The Friends case isn’t even the last early-May case to be decided. That honor goes to People v. Macabeo, in which the court is dealing with the aftermath of the U.S. Supreme Court’s (indirect) reversal of a California Supreme Court decision about warrantless cell phone searches. The court asked for post-argument supplemental briefing in Macabeo, too, but, unlike in Friends, the court waited until almost the 90th day after argument to order more briefing. Supplemental briefing was completed — and the 90-day clock restarted — just last week, so a decision is not due until early December.
This is the time of year when there’s usually a drought in Supreme Court opinions, because no cases are argued in July or August. That drought is occasionally broken by a trickle of opinions in cases, like Friends and Macabeo, when submission is vacated for supplemental briefing.
The Friends case raises this question: When a lead agency performs a subsequent environmental review and prepares a subsequent environmental impact report, a subsequent negative declaration, or an addendum, is the agency’s decision reviewed under a substantial evidence standard of review (Mani Brothers Real Estate Group v. City of Los Angeles (2007) 153 Cal.App.4th 1385), or is the agency’s decision subject to a threshold determination whether the modification of the project constitutes a “new project altogether,” as a matter of law (Save our Neighborhood v. Lishman (2006) 140 Cal.App.4th 1288)?

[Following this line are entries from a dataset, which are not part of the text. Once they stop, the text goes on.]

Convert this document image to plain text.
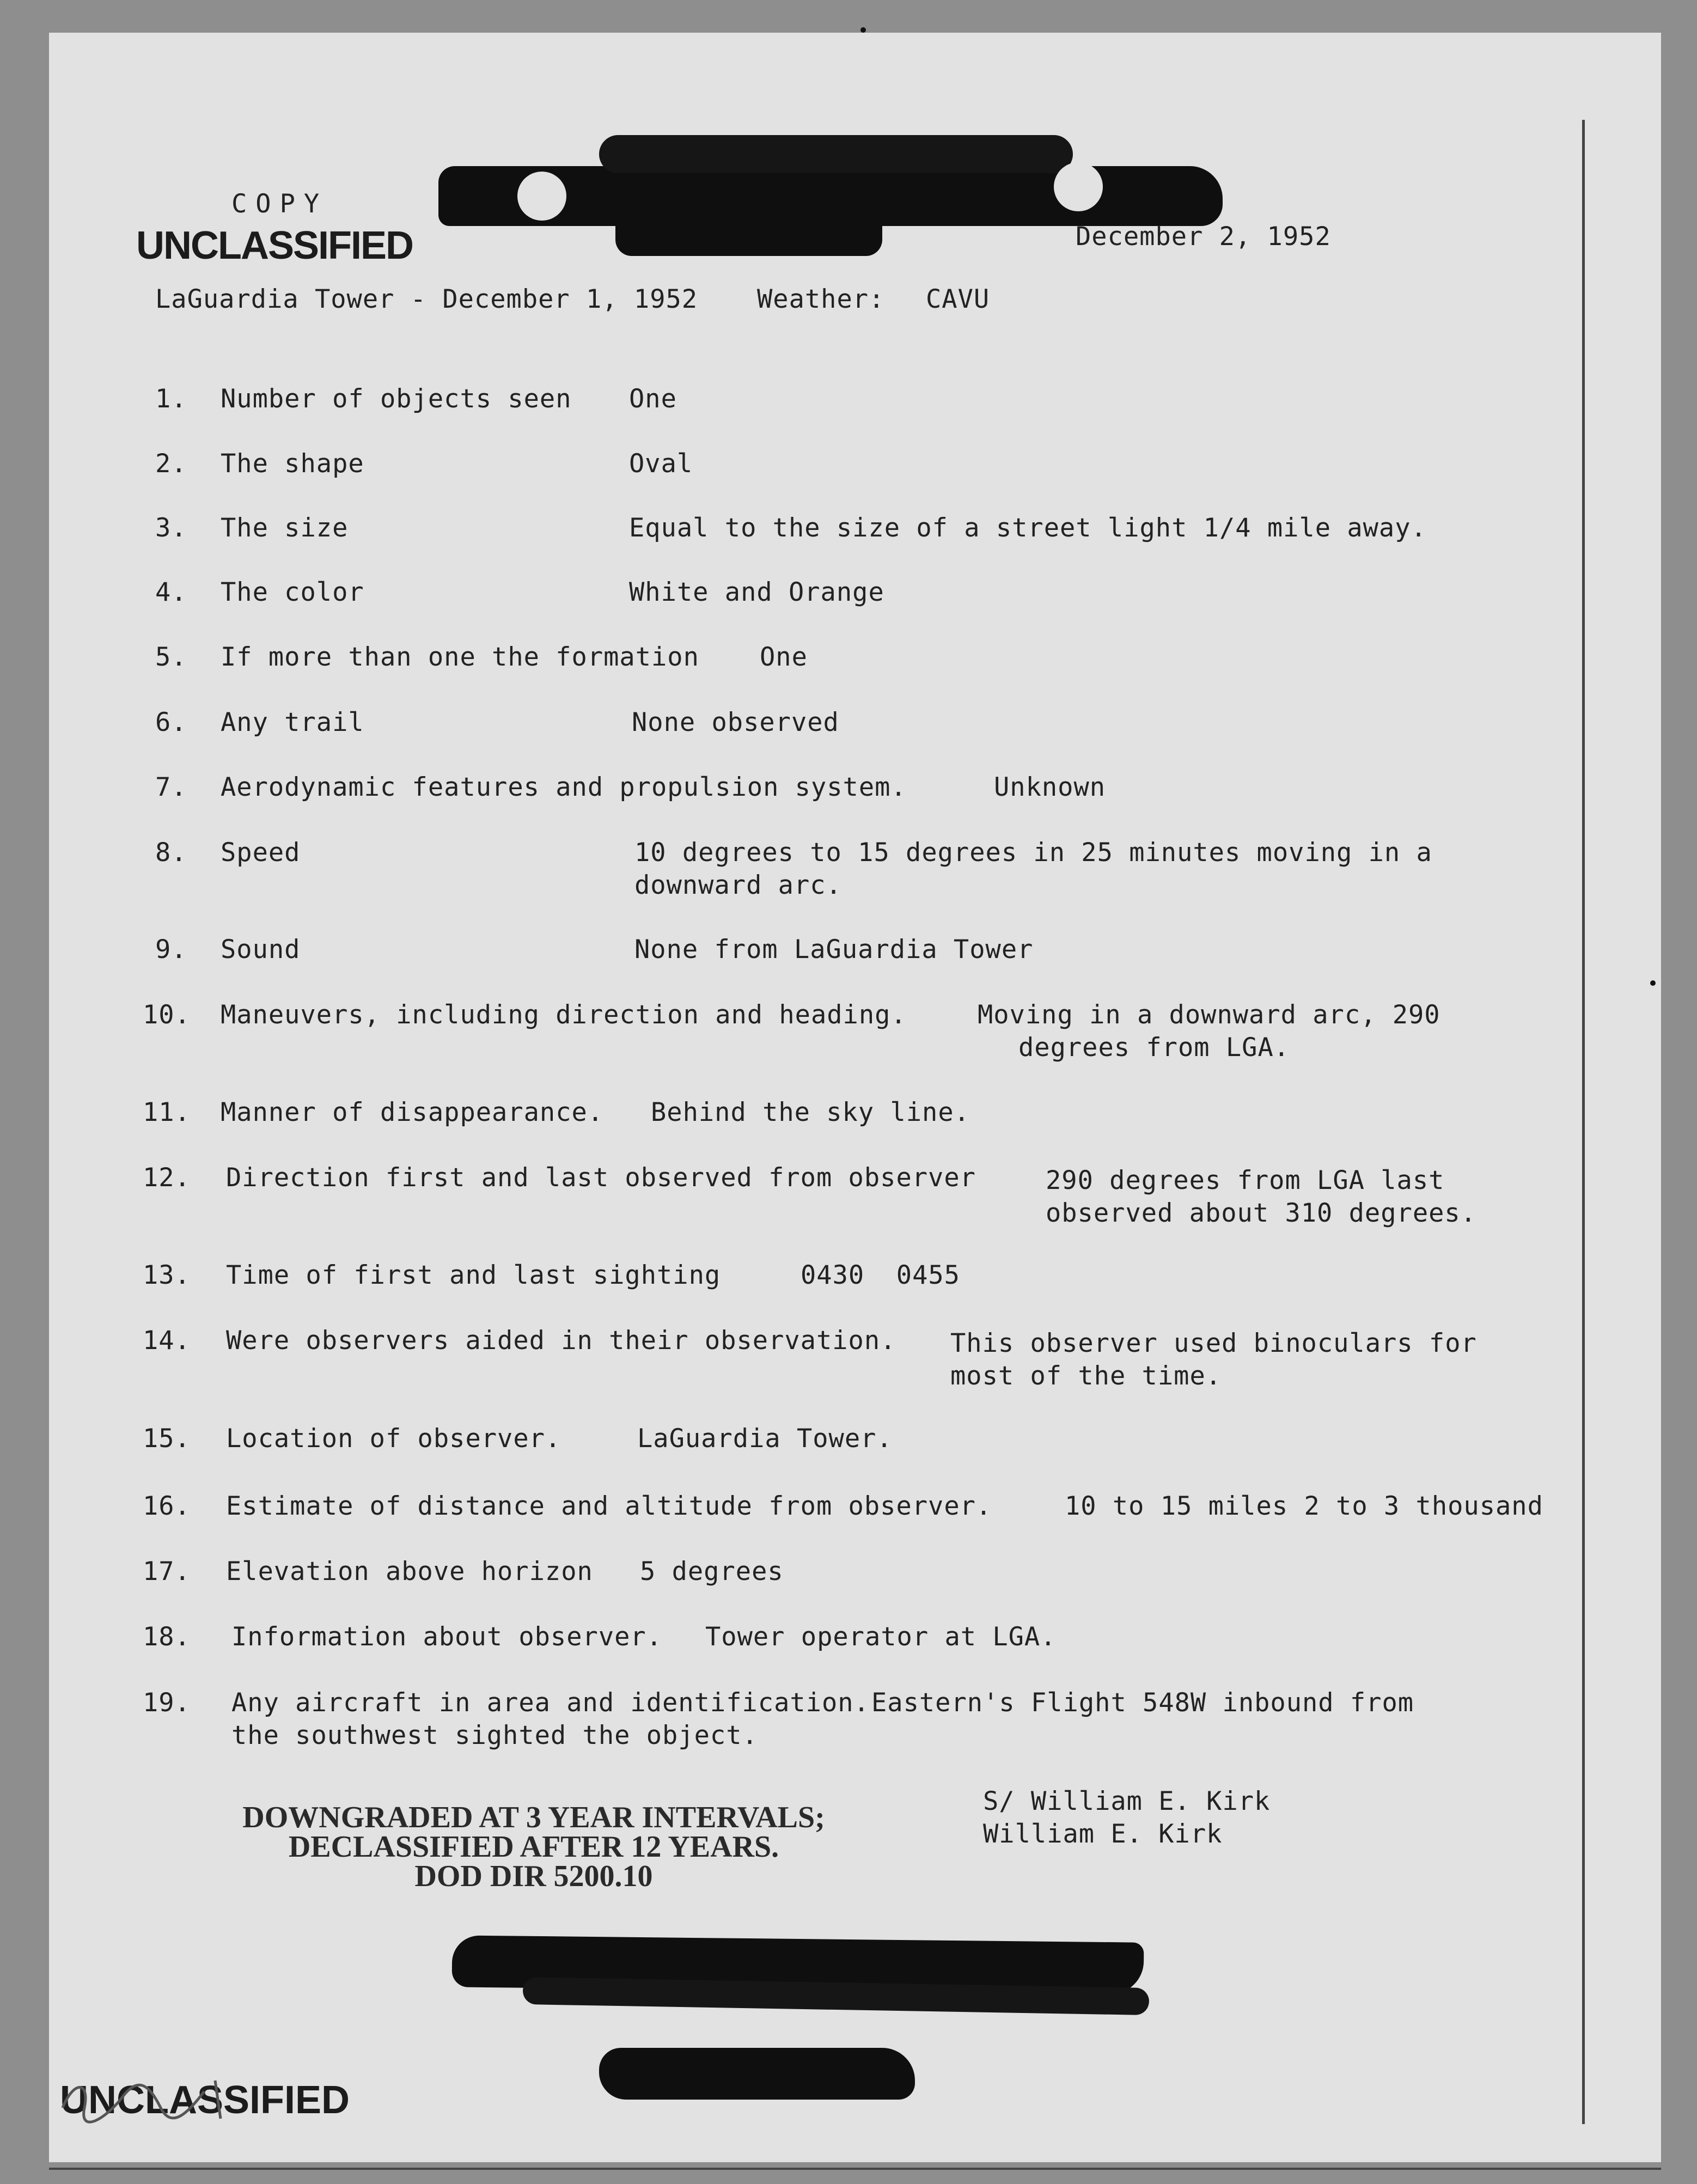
COPY
UNCLASSIFIED	December 2, 1952
LaGuardia Tower - December 1, 1952 Weather: CAVU
1. Number of objects seen One
2. The shape	Oval
3. The size	Equal to the size of a street light 1/4 mile away.
4. The color	White and Orange
5. If more than one the formation One
6. Any trail	None observed
7. Aerodynamic features and propulsion system.	Unknown
8. Speed	10 degrees to 15 degrees in 25 minutes moving in a
downward arc.
9. Sound	None from LaGuardia Tower
10. Maneuvers, including direction and heading.	Moving in a downward arc, 290
degrees from LGA.
11. Manner of disappearance. Behind the sky line.
12. Direction first and last observed from observer	290 degrees from LGA last
observed about 310 degrees.
13. Time of first and last sighting	0430  0455
14. Were observers aided in their observation. This observer used binoculars for
most of the time.
15. Location of observer.	LaGuardia Tower.
16. Estimate of distance and altitude from observer.	10 to 15 miles 2 to 3 thousand
17. Elevation above horizon 5 degrees
18. Information about observer. Tower operator at LGA.
19. Any aircraft in area and identification. Eastern's Flight 548W inbound from
the southwest sighted the object.
DOWNGRADED AT 3 YEAR INTERVALS;
DECLASSIFIED AFTER 12 YEARS.
DOD DIR 5200.10
S/ William E. Kirk
William E. Kirk
UNCLASSIFIED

Not only did the court direct the parties to file supplemental briefs, it also requested a supplemental brief from the California Natural Resources Agency, with the Governor’s Office of Planning and Research. The additional briefs were to address: (1) Under California Environmental Quality Act (CEQA) Guidelines section 15162, what standard of judicial review applies to an agency’s determination that no environmental impact report (EIR) is required as a result of proposed modifications to a project that was initially approved by negative declaration or mitigated negative declaration? (See generally Benton v. Board of Supervisors (1991) 226 Cal.App.3d 1467, 1479-1482.) (2) Does CEQA Guidelines section 15162, as applied to projects initially approved by negative declaration or mitigated negative declaration rather than EIR, constitute a valid interpretation of the governing statute? (Compare Bowman v. City of Petaluma (1986) 185 Cal.App.3d 1065, 1073-1074 with Benton at pp. 1479-1480.)
The Friends opinion can be viewed Monday starting at 10:00 a.m.